Nothing has been resolved
Justice Rogers said that nearly two years after the “misconceived” preliminary issue was argued, all the parties have to show for it is a judgment that does not resolve any ground of review.
“All the issues in the review still remain to be argued and determined […] I trust that the parties will now proceed without delay to argue the review in the High Court,” the judge said.
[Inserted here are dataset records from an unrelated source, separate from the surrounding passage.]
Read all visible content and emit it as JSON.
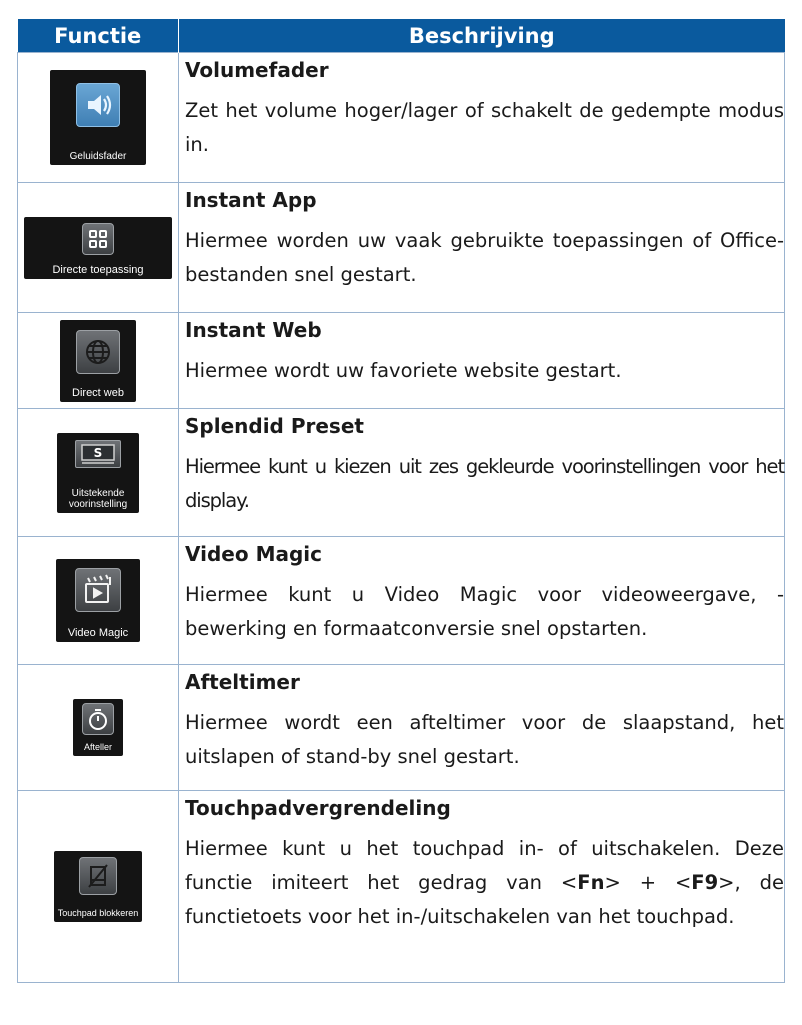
{
  "header": {
    "col1": "Functie",
    "col2": "Beschrijving"
  },
  "rows": [
    {
      "caption": "Geluidsfader",
      "icon": "speaker-icon",
      "title": "Volumefader",
      "desc": "Zet het volume hoger/lager of schakelt de gedempte modus in."
    },
    {
      "caption": "Directe toepassing",
      "icon": "app-grid-icon",
      "title": "Instant App",
      "desc": "Hiermee worden uw vaak gebruikte toepassingen of Office-bestanden snel gestart."
    },
    {
      "caption": "Direct web",
      "icon": "globe-icon",
      "title": "Instant Web",
      "desc": "Hiermee wordt uw favoriete website gestart."
    },
    {
      "caption": "Uitstekende voorinstelling",
      "icon": "splendid-icon",
      "title": "Splendid Preset",
      "desc": "Hiermee kunt u kiezen uit zes gekleurde voorinstellingen voor het display."
    },
    {
      "caption": "Video Magic",
      "icon": "video-clapper-icon",
      "title": "Video Magic",
      "desc": "Hiermee kunt u Video Magic voor videoweergave, -bewerking en formaatconversie snel opstarten."
    },
    {
      "caption": "Afteller",
      "icon": "stopwatch-icon",
      "title": "Afteltimer",
      "desc": "Hiermee wordt een afteltimer voor de slaapstand, het uitslapen of stand-by snel gestart."
    },
    {
      "caption": "Touchpad blokkeren",
      "icon": "touchpad-lock-icon",
      "title": "Touchpadvergrendeling",
      "desc_a": "Hiermee kunt u het touchpad in- of uitschakelen. Deze functie imiteert het gedrag van <",
      "key1": "Fn",
      "desc_b": "> + <",
      "key2": "F9",
      "desc_c": ">, de functietoets voor het in-/uitschakelen van het touchpad."
    }
  ]
}
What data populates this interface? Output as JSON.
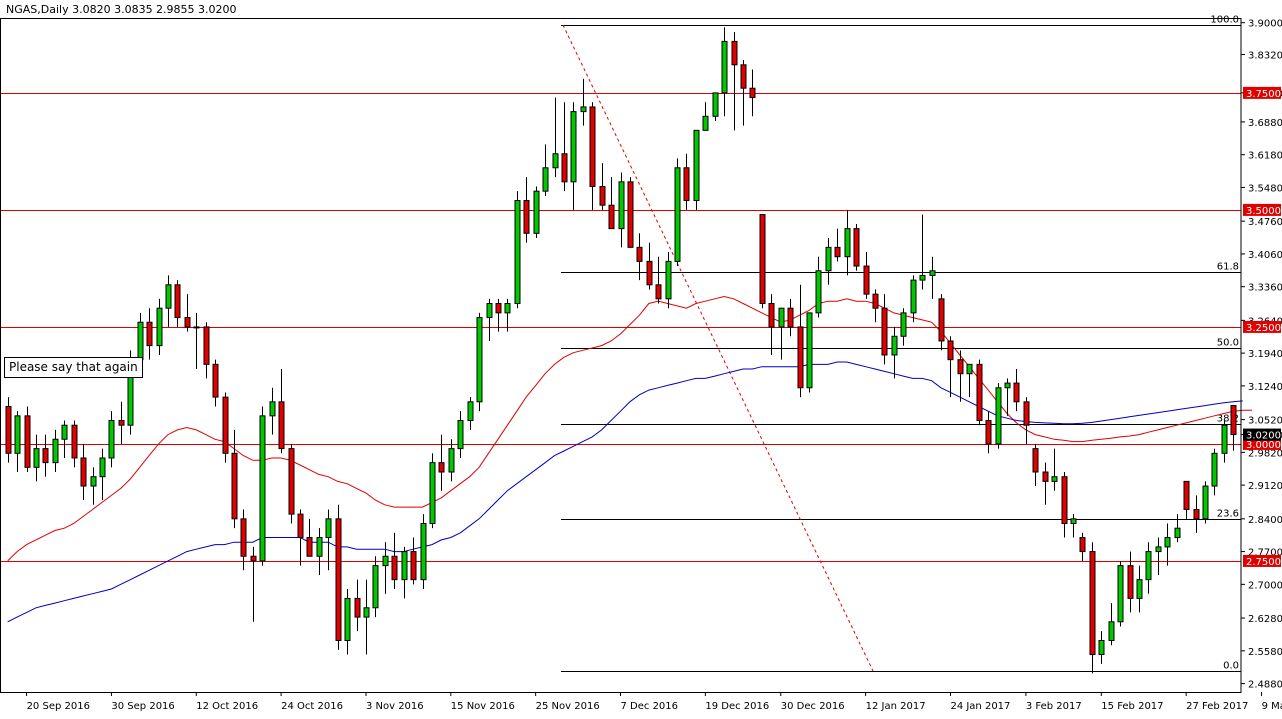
{
  "chart_data": {
    "type": "candlestick",
    "title": "NGAS,Daily  3.0820 3.0835 2.9855 3.0200",
    "ylim": [
      2.47,
      3.91
    ],
    "y_ticks": [
      "3.9000",
      "3.8320",
      "3.7500",
      "3.6880",
      "3.6180",
      "3.5480",
      "3.4760",
      "3.4060",
      "3.3360",
      "3.2640",
      "3.1940",
      "3.1240",
      "3.0520",
      "3.0200",
      "2.9820",
      "2.9120",
      "2.8400",
      "2.7700",
      "2.7000",
      "2.6280",
      "2.5580",
      "2.4880"
    ],
    "x_labels": [
      "20 Sep 2016",
      "30 Sep 2016",
      "12 Oct 2016",
      "24 Oct 2016",
      "3 Nov 2016",
      "15 Nov 2016",
      "25 Nov 2016",
      "7 Dec 2016",
      "19 Dec 2016",
      "30 Dec 2016",
      "12 Jan 2017",
      "24 Jan 2017",
      "3 Feb 2017",
      "15 Feb 2017",
      "27 Feb 2017",
      "9 Mar 2017"
    ],
    "horizontal_levels": [
      {
        "value": 3.75,
        "label": "3.7500"
      },
      {
        "value": 3.5,
        "label": "3.5000"
      },
      {
        "value": 3.25,
        "label": "3.2500"
      },
      {
        "value": 3.0,
        "label": "3.0000"
      },
      {
        "value": 2.75,
        "label": "2.7500"
      }
    ],
    "fibonacci": {
      "high": 3.895,
      "low": 2.515,
      "levels": [
        {
          "value": 3.895,
          "label": "100.0"
        },
        {
          "value": 3.368,
          "label": "61.8"
        },
        {
          "value": 3.205,
          "label": "50.0"
        },
        {
          "value": 3.043,
          "label": "38.2"
        },
        {
          "value": 2.84,
          "label": "23.6"
        },
        {
          "value": 2.515,
          "label": "0.0"
        }
      ]
    },
    "current_price": {
      "value": 3.02,
      "label": "3.0200"
    },
    "annotation": "Please say that again",
    "candles": [
      [
        3.08,
        3.1,
        2.96,
        2.98
      ],
      [
        2.98,
        3.07,
        2.94,
        3.06
      ],
      [
        3.06,
        3.08,
        2.94,
        2.95
      ],
      [
        2.95,
        3.02,
        2.92,
        2.99
      ],
      [
        2.99,
        3.02,
        2.93,
        2.96
      ],
      [
        2.96,
        3.03,
        2.94,
        3.01
      ],
      [
        3.01,
        3.05,
        2.97,
        3.04
      ],
      [
        3.04,
        3.05,
        2.95,
        2.97
      ],
      [
        2.97,
        3.0,
        2.88,
        2.91
      ],
      [
        2.91,
        2.95,
        2.87,
        2.93
      ],
      [
        2.93,
        2.99,
        2.88,
        2.97
      ],
      [
        2.97,
        3.07,
        2.95,
        3.05
      ],
      [
        3.05,
        3.09,
        3.0,
        3.04
      ],
      [
        3.04,
        3.2,
        3.02,
        3.18
      ],
      [
        3.18,
        3.28,
        3.15,
        3.26
      ],
      [
        3.26,
        3.29,
        3.18,
        3.21
      ],
      [
        3.21,
        3.31,
        3.19,
        3.29
      ],
      [
        3.29,
        3.36,
        3.25,
        3.34
      ],
      [
        3.34,
        3.35,
        3.25,
        3.27
      ],
      [
        3.27,
        3.32,
        3.24,
        3.25
      ],
      [
        3.25,
        3.28,
        3.16,
        3.25
      ],
      [
        3.25,
        3.26,
        3.14,
        3.17
      ],
      [
        3.17,
        3.18,
        3.08,
        3.1
      ],
      [
        3.1,
        3.11,
        2.96,
        2.98
      ],
      [
        2.98,
        3.03,
        2.82,
        2.84
      ],
      [
        2.84,
        2.86,
        2.73,
        2.76
      ],
      [
        2.76,
        2.78,
        2.62,
        2.75
      ],
      [
        2.75,
        3.08,
        2.74,
        3.06
      ],
      [
        3.06,
        3.12,
        3.02,
        3.09
      ],
      [
        3.09,
        3.16,
        2.98,
        2.99
      ],
      [
        2.99,
        3.0,
        2.83,
        2.85
      ],
      [
        2.85,
        2.86,
        2.74,
        2.8
      ],
      [
        2.8,
        2.84,
        2.76,
        2.76
      ],
      [
        2.76,
        2.82,
        2.72,
        2.8
      ],
      [
        2.8,
        2.86,
        2.73,
        2.84
      ],
      [
        2.84,
        2.87,
        2.56,
        2.58
      ],
      [
        2.58,
        2.69,
        2.55,
        2.67
      ],
      [
        2.67,
        2.71,
        2.6,
        2.63
      ],
      [
        2.63,
        2.71,
        2.55,
        2.65
      ],
      [
        2.65,
        2.76,
        2.63,
        2.74
      ],
      [
        2.74,
        2.79,
        2.68,
        2.76
      ],
      [
        2.76,
        2.81,
        2.69,
        2.71
      ],
      [
        2.71,
        2.78,
        2.67,
        2.77
      ],
      [
        2.77,
        2.8,
        2.7,
        2.71
      ],
      [
        2.71,
        2.85,
        2.69,
        2.83
      ],
      [
        2.83,
        2.98,
        2.82,
        2.96
      ],
      [
        2.96,
        3.02,
        2.9,
        2.94
      ],
      [
        2.94,
        3.01,
        2.92,
        2.99
      ],
      [
        2.99,
        3.07,
        2.97,
        3.05
      ],
      [
        3.05,
        3.1,
        3.03,
        3.09
      ],
      [
        3.09,
        3.28,
        3.07,
        3.27
      ],
      [
        3.27,
        3.31,
        3.22,
        3.3
      ],
      [
        3.3,
        3.31,
        3.24,
        3.28
      ],
      [
        3.28,
        3.31,
        3.24,
        3.3
      ],
      [
        3.3,
        3.54,
        3.29,
        3.52
      ],
      [
        3.52,
        3.57,
        3.43,
        3.45
      ],
      [
        3.45,
        3.55,
        3.44,
        3.54
      ],
      [
        3.54,
        3.64,
        3.53,
        3.59
      ],
      [
        3.59,
        3.74,
        3.57,
        3.62
      ],
      [
        3.62,
        3.73,
        3.54,
        3.56
      ],
      [
        3.56,
        3.73,
        3.5,
        3.71
      ],
      [
        3.71,
        3.78,
        3.68,
        3.72
      ],
      [
        3.72,
        3.73,
        3.5,
        3.55
      ],
      [
        3.55,
        3.6,
        3.5,
        3.51
      ],
      [
        3.51,
        3.57,
        3.48,
        3.46
      ],
      [
        3.46,
        3.58,
        3.42,
        3.56
      ],
      [
        3.56,
        3.57,
        3.44,
        3.42
      ],
      [
        3.42,
        3.45,
        3.35,
        3.39
      ],
      [
        3.39,
        3.43,
        3.33,
        3.34
      ],
      [
        3.34,
        3.4,
        3.3,
        3.31
      ],
      [
        3.31,
        3.41,
        3.29,
        3.39
      ],
      [
        3.39,
        3.61,
        3.38,
        3.59
      ],
      [
        3.59,
        3.62,
        3.5,
        3.52
      ],
      [
        3.52,
        3.67,
        3.5,
        3.67
      ],
      [
        3.67,
        3.73,
        3.68,
        3.7
      ],
      [
        3.7,
        3.75,
        3.69,
        3.75
      ],
      [
        3.75,
        3.89,
        3.7,
        3.86
      ],
      [
        3.86,
        3.88,
        3.67,
        3.81
      ],
      [
        3.81,
        3.82,
        3.68,
        3.76
      ],
      [
        3.76,
        3.8,
        3.7,
        3.74
      ],
      [
        3.49,
        3.49,
        3.29,
        3.3
      ],
      [
        3.3,
        3.32,
        3.19,
        3.25
      ],
      [
        3.25,
        3.28,
        3.18,
        3.29
      ],
      [
        3.29,
        3.31,
        3.23,
        3.25
      ],
      [
        3.25,
        3.34,
        3.1,
        3.12
      ],
      [
        3.12,
        3.28,
        3.11,
        3.28
      ],
      [
        3.28,
        3.4,
        3.27,
        3.37
      ],
      [
        3.37,
        3.44,
        3.34,
        3.42
      ],
      [
        3.42,
        3.46,
        3.39,
        3.4
      ],
      [
        3.4,
        3.5,
        3.36,
        3.46
      ],
      [
        3.46,
        3.47,
        3.37,
        3.38
      ],
      [
        3.38,
        3.41,
        3.31,
        3.32
      ],
      [
        3.32,
        3.33,
        3.26,
        3.29
      ],
      [
        3.29,
        3.32,
        3.17,
        3.19
      ],
      [
        3.19,
        3.25,
        3.14,
        3.23
      ],
      [
        3.23,
        3.29,
        3.21,
        3.28
      ],
      [
        3.28,
        3.36,
        3.26,
        3.35
      ],
      [
        3.35,
        3.49,
        3.33,
        3.36
      ],
      [
        3.36,
        3.4,
        3.31,
        3.37
      ],
      [
        3.31,
        3.32,
        3.2,
        3.22
      ],
      [
        3.22,
        3.23,
        3.1,
        3.18
      ],
      [
        3.18,
        3.2,
        3.09,
        3.15
      ],
      [
        3.15,
        3.17,
        3.1,
        3.17
      ],
      [
        3.17,
        3.18,
        3.04,
        3.05
      ],
      [
        3.05,
        3.07,
        2.98,
        3.0
      ],
      [
        3.0,
        3.13,
        2.99,
        3.12
      ],
      [
        3.12,
        3.14,
        3.06,
        3.13
      ],
      [
        3.13,
        3.16,
        3.07,
        3.09
      ],
      [
        3.09,
        3.1,
        3.0,
        3.04
      ],
      [
        2.99,
        3.0,
        2.91,
        2.94
      ],
      [
        2.94,
        2.96,
        2.87,
        2.92
      ],
      [
        2.92,
        2.99,
        2.9,
        2.93
      ],
      [
        2.93,
        2.94,
        2.8,
        2.83
      ],
      [
        2.83,
        2.85,
        2.8,
        2.84
      ],
      [
        2.8,
        2.81,
        2.75,
        2.77
      ],
      [
        2.77,
        2.79,
        2.51,
        2.55
      ],
      [
        2.55,
        2.6,
        2.53,
        2.58
      ],
      [
        2.58,
        2.66,
        2.57,
        2.62
      ],
      [
        2.62,
        2.75,
        2.61,
        2.74
      ],
      [
        2.74,
        2.77,
        2.64,
        2.67
      ],
      [
        2.67,
        2.74,
        2.64,
        2.71
      ],
      [
        2.71,
        2.79,
        2.68,
        2.77
      ],
      [
        2.77,
        2.8,
        2.72,
        2.78
      ],
      [
        2.78,
        2.83,
        2.74,
        2.8
      ],
      [
        2.8,
        2.85,
        2.79,
        2.82
      ],
      [
        2.92,
        2.92,
        2.84,
        2.86
      ],
      [
        2.86,
        2.89,
        2.81,
        2.84
      ],
      [
        2.84,
        2.92,
        2.83,
        2.91
      ],
      [
        2.91,
        2.99,
        2.89,
        2.98
      ],
      [
        2.98,
        3.05,
        2.96,
        3.04
      ],
      [
        3.082,
        3.0835,
        2.9855,
        3.02
      ]
    ],
    "series": [
      {
        "name": "",
        "color": "#e00000",
        "values": [
          2.75,
          2.77,
          2.785,
          2.795,
          2.805,
          2.815,
          2.82,
          2.83,
          2.845,
          2.86,
          2.875,
          2.89,
          2.905,
          2.925,
          2.95,
          2.975,
          3.0,
          3.02,
          3.03,
          3.035,
          3.03,
          3.02,
          3.01,
          3.005,
          2.99,
          2.975,
          2.965,
          2.965,
          2.97,
          2.97,
          2.965,
          2.955,
          2.945,
          2.935,
          2.93,
          2.92,
          2.915,
          2.905,
          2.895,
          2.88,
          2.87,
          2.865,
          2.865,
          2.865,
          2.865,
          2.875,
          2.885,
          2.9,
          2.915,
          2.93,
          2.95,
          2.98,
          3.01,
          3.04,
          3.07,
          3.1,
          3.125,
          3.15,
          3.17,
          3.185,
          3.195,
          3.2,
          3.205,
          3.21,
          3.22,
          3.235,
          3.255,
          3.275,
          3.3,
          3.305,
          3.3,
          3.295,
          3.29,
          3.3,
          3.305,
          3.31,
          3.315,
          3.31,
          3.3,
          3.29,
          3.28,
          3.27,
          3.26,
          3.265,
          3.275,
          3.285,
          3.3,
          3.305,
          3.305,
          3.31,
          3.305,
          3.305,
          3.3,
          3.29,
          3.28,
          3.275,
          3.27,
          3.265,
          3.26,
          3.24,
          3.215,
          3.19,
          3.165,
          3.14,
          3.115,
          3.09,
          3.065,
          3.045,
          3.03,
          3.02,
          3.015,
          3.01,
          3.008,
          3.005,
          3.005,
          3.008,
          3.01,
          3.012,
          3.015,
          3.017,
          3.02,
          3.025,
          3.03,
          3.035,
          3.04,
          3.045,
          3.05,
          3.055,
          3.06,
          3.065,
          3.07,
          3.072,
          3.072
        ]
      },
      {
        "name": "",
        "color": "#0000c0",
        "values": [
          2.62,
          2.63,
          2.64,
          2.65,
          2.655,
          2.66,
          2.665,
          2.67,
          2.675,
          2.68,
          2.685,
          2.69,
          2.7,
          2.71,
          2.72,
          2.73,
          2.74,
          2.75,
          2.76,
          2.77,
          2.775,
          2.78,
          2.785,
          2.785,
          2.79,
          2.79,
          2.79,
          2.8,
          2.8,
          2.8,
          2.8,
          2.8,
          2.79,
          2.79,
          2.79,
          2.78,
          2.78,
          2.775,
          2.775,
          2.775,
          2.775,
          2.77,
          2.77,
          2.775,
          2.78,
          2.785,
          2.795,
          2.8,
          2.81,
          2.825,
          2.84,
          2.86,
          2.88,
          2.9,
          2.915,
          2.93,
          2.945,
          2.96,
          2.975,
          2.985,
          2.995,
          3.005,
          3.015,
          3.03,
          3.05,
          3.07,
          3.09,
          3.105,
          3.115,
          3.12,
          3.125,
          3.13,
          3.135,
          3.14,
          3.14,
          3.145,
          3.15,
          3.155,
          3.16,
          3.16,
          3.165,
          3.165,
          3.165,
          3.165,
          3.165,
          3.17,
          3.17,
          3.17,
          3.175,
          3.175,
          3.17,
          3.165,
          3.16,
          3.155,
          3.15,
          3.145,
          3.14,
          3.14,
          3.135,
          3.12,
          3.11,
          3.1,
          3.09,
          3.08,
          3.07,
          3.06,
          3.055,
          3.05,
          3.048,
          3.046,
          3.045,
          3.044,
          3.043,
          3.043,
          3.044,
          3.046,
          3.049,
          3.052,
          3.055,
          3.058,
          3.061,
          3.064,
          3.067,
          3.07,
          3.073,
          3.076,
          3.079,
          3.082,
          3.085,
          3.088,
          3.09,
          3.092
        ]
      }
    ]
  }
}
He said it was not in the interests of justice to grant leave to appeal, even if the applicants had reasonable prospects of showing that the High Court’s determination on the causation issue was wrong, “a matter on which I express no opinion. Our decision on the causation issue would be no more useful in the review proceedings than the High Court’s.”
Regarding the applicants’ contention that the High Court failed to apply binding legal principles, he said their “real complaint” was that the evidence did not justify the High Court’s finding. The applicants had not pointed to any legal principles that were misstated by the High Court.
Further, the differing conclusions reached in this case and Symons did not point to the existence of an arguable point of law. Even before the High Court’s judgment in the present case, there were differing outcomes in Sharemax litigation, including the judgments in Oosthuizen (where the investor succeeded) and Symons (where the investor failed).
The Constitutional Court refused leave to appeal and ordered the applicants to pay the costs the Babens incurred in responding to the submissions requested by the Chief Justice.